BRUNETTA: RENZI COPIA LETTA MA ESITO NON CAMBIA, UE CI BOCCIA SUI CONTI

“Come non dare ragione a Enrico Letta, quando accusa il presidente del Consiglio, Matteo Renzi, di plagio? Quando ci spiega che le cose che Renzi dice di voler fare erano contenute, miliardo più miliardo meno, titolo più titolo meno, negli ultimi provvedimenti del precedente governo (legge di Stabilità e successivi)? Proprio quelle misure riassunte e riprese nel documento, Impegno Italia, che Letta ha presentato il 12 febbraio a Palazzo Chigi come rilancio del patto di coalizione e che nella direzione del Pd del giorno dopo Renzi ha bocciato senza pietà, aprendo di fatto la crisi di governo”. Così Renato Brunetta, capogruppo di Forza Italia alla Camera dei deputati, in un editoriale pubblicato da “Il Giornale”.

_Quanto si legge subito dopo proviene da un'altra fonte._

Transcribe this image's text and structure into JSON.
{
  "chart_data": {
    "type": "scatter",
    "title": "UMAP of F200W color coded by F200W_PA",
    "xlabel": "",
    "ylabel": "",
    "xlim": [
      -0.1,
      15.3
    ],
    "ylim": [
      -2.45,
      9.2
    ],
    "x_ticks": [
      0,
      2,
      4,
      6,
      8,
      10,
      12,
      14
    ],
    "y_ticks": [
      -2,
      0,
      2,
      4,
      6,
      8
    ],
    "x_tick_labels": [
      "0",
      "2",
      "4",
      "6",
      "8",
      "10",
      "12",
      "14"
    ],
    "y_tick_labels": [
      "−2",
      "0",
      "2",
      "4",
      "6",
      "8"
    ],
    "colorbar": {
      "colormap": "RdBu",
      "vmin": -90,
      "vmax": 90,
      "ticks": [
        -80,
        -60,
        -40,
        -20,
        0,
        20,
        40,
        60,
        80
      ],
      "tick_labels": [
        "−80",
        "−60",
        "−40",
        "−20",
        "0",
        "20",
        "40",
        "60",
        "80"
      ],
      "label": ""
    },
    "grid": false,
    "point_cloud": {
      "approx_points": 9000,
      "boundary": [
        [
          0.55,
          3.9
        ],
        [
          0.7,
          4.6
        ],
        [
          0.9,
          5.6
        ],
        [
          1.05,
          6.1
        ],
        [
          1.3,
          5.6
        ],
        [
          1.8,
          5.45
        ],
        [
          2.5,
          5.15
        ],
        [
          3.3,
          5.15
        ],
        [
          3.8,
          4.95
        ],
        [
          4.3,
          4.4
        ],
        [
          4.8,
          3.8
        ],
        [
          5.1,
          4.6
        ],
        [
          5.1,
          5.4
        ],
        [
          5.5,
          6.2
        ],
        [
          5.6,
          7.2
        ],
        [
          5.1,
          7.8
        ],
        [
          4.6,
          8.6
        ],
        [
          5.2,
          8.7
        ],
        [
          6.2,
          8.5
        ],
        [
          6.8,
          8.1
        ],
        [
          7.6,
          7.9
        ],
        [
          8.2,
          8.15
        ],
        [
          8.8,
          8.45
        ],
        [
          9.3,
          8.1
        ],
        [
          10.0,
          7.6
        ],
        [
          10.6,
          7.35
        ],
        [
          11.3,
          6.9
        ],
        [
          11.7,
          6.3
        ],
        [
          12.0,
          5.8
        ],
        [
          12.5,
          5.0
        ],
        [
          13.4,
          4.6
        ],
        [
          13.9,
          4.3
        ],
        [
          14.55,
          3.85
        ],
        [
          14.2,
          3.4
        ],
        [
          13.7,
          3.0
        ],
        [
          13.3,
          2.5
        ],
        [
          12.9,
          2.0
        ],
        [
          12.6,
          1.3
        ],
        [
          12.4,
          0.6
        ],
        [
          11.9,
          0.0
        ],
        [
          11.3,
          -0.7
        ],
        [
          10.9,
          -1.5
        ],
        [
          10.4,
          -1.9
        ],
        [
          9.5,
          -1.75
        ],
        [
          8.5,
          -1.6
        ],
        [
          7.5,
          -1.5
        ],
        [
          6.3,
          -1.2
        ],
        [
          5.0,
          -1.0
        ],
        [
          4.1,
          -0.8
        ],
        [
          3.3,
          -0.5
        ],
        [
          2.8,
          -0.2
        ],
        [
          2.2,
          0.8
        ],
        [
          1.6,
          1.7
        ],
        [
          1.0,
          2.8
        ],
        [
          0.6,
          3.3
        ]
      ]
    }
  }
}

“Se le cose stanno così ne deriva una sindrome già vista di Matteo Renzi: copiare il nemico uccidendo il nemico. Cannibalizzare il nemico per impossessarsi della sua anima, dei suoi pensieri, dei suoi progetti, delle sue politiche. Lo aveva già fatto quando era sindaco di Firenze con il sottoscritto: copiava la riforma Brunetta della Pubblica amministrazione, ma parlava male, un giorno sì e l’altro pure, di chi quella riforma l’aveva ideata. Quella stessa riforma che Renzi continua a copiare ancora oggi, ponendola al centro del suo programma di governo. Da parte mia, nel mio discorso sulla fiducia in Aula alla Camera, gli ho regalato il copyright. Per il bene del Paese”.

“Dato l’onore a Letta e Saccomanni per i temi contenuti nell’agenda di governo fatta propria da Renzi e lo stigma di simpatico plagiatore cannibale a quest’ultimo, andiamo nel merito: è quella di Letta-Saccomanni-Renzi-Padoan la ricetta giusta per il nostro Paese? La risposta è contenuta negli ultimi documenti resi noti dalla Commissione europea sul nostro Paese mercoledì 5 marzo, da cui è emerso che le istituzioni dell’Unione sono molto preoccupate per la situazione economica dell’Italia, anche in ragione degli effetti (spillovers) negativi che questa ha sull’intera Eurozona”.

“Il Pil italiano, infatti, scrive la Commissione, rappresenta il 16,5% del prodotto interno lordo di tutta l’area euro e la sua bassa crescita rallenta quella di tutti gli altri Paesi. Così come l’alto debito pubblico dell’Italia, continua la Commissione, inficia i ‘sentimenti’ dei mercati finanziari e riduce la fiducia degli investitori sui titoli del debito sovrano anche degli altri paesi dell’Eurozona. Ogni anno, prima della definizione del Def entro il mese di aprile, la Commissione europea conduce una sorta di ‘ricognizione’ dei conti pubblici dei singoli Paesi, segnalando preventivamente ai governi le criticità e i punti di debolezza (tecnicamente detti ‘squilibri macroeconomici’) che ci si aspetta. I principali indicatori analizzati sono crescita, deficit e debito”.

“Ebbene, su tutti e tre questi fronti l’Italia è fuori dai parametri, tanto da dover essere sottoposta, come prevede il Six Pack, a uno ‘specifico monitoraggio’, al pari della Croazia e della Slovenia. Quella indirizzata all’Italia mercoledì è, in pratica, una sorta di ‘raccomandazione preventiva’ della Commissione al nostro Paese. La procedura prevede che adesso l’Italia presenti nel Def un proprio piano di azioni correttive con scadenze definite, sulla cui implementazione vigilerà la Commissione europea. Gli Stati che non adempiono in maniera tempestiva alle azioni correttive dovranno versare una cauzione pari allo 0,2% del Pil. Ma la Commissione ‘concede’ a questi Paesi una seconda chance. E se i risultati concordati non vengono raggiunti neanche al secondo tentativo, la cauzione diventa una multa di importo pari fino allo 0,1% del Pil. Tutto questo mercoledì non è stato detto. Anzi il premier ha minimizzato: ‘I giornalisti italiani aspettino il Cdm del 12 marzo e i giornalisti di Bruxelles aspettino il Consiglio europeo del 20-21 marzo. Sappiamo cosa fare’. Come se si trattasse di mera cronaca politica”, sottolinea Brunetta.